Let's look at this as a computer throughput issue. This data is based on about 150 studies [1] of the Brain and its ability to process data from the senses:
- Your Brain is fed about 11 Million Bits Per Second of raw data to unconscious mind from all of your senses.
- Your conscious mind can not exceed 40 Bits Per Second of information! Most of the time, the conscious mind is dealing with 16 Bits Per Second.
FROM:Everyone or almost everyone looks for the replay in football so see if the right call was made. We are learning not to trust human eyes and to trust digital "eyes".
Does the mind record everything that comes through our five physical senses?
In a fast moving stressful event like a shooting you need several eyewitnesses to form an accurate reconstruction of the event.
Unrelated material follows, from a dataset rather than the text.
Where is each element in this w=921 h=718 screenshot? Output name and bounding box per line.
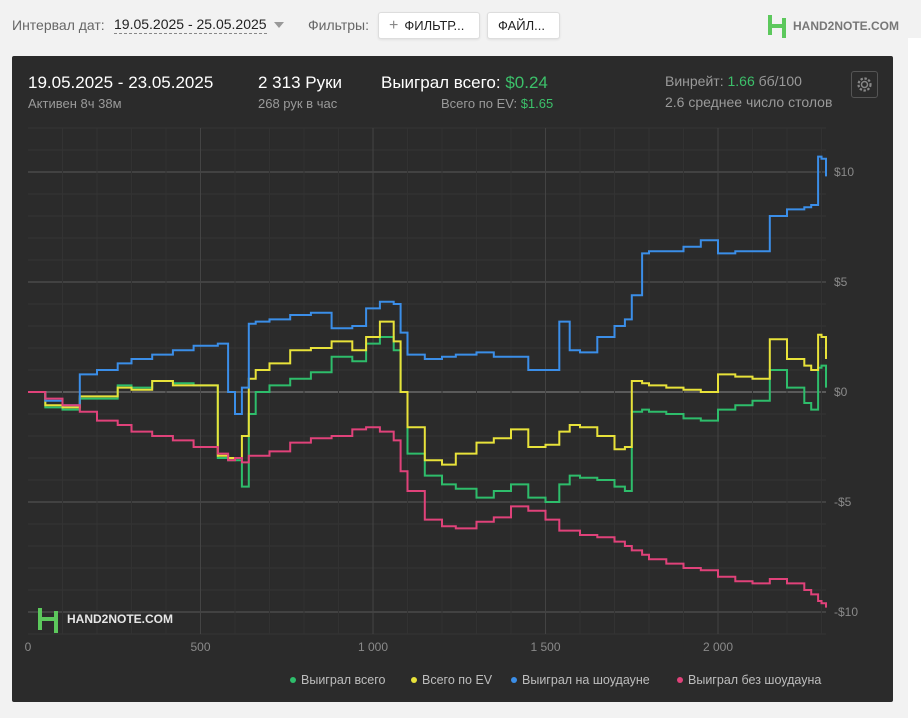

Although a digital video or photo may reveal more information than a human can, you might still need 2 or more cameras viewing the event at different positions to get accurate information.
That bedrock of legal devices, the eyewitness. is rapidly being crushed by digital video and photography.
Digital video and photography technology is rapidly accelerating. Very soon UAVs (Unmanned Aerial Vehicles) or drones, all of them with some kind of video camera, will be a common sight. That's if you look up and happen to realize that tiny dot in the sky is a UAV.
The ubiquity of cameras might be the most significant development in law in the 21st Century. A close second might be the digital trail that is now a part of our lives.
Our legal system moves slowly and deliberately.
Present day law is an ancient paper and pen system in a digital world. If you need evidence of that just look at the cases of paper attorneys bring to trials and hearings. Somehow, our legal system needs to do some catching up.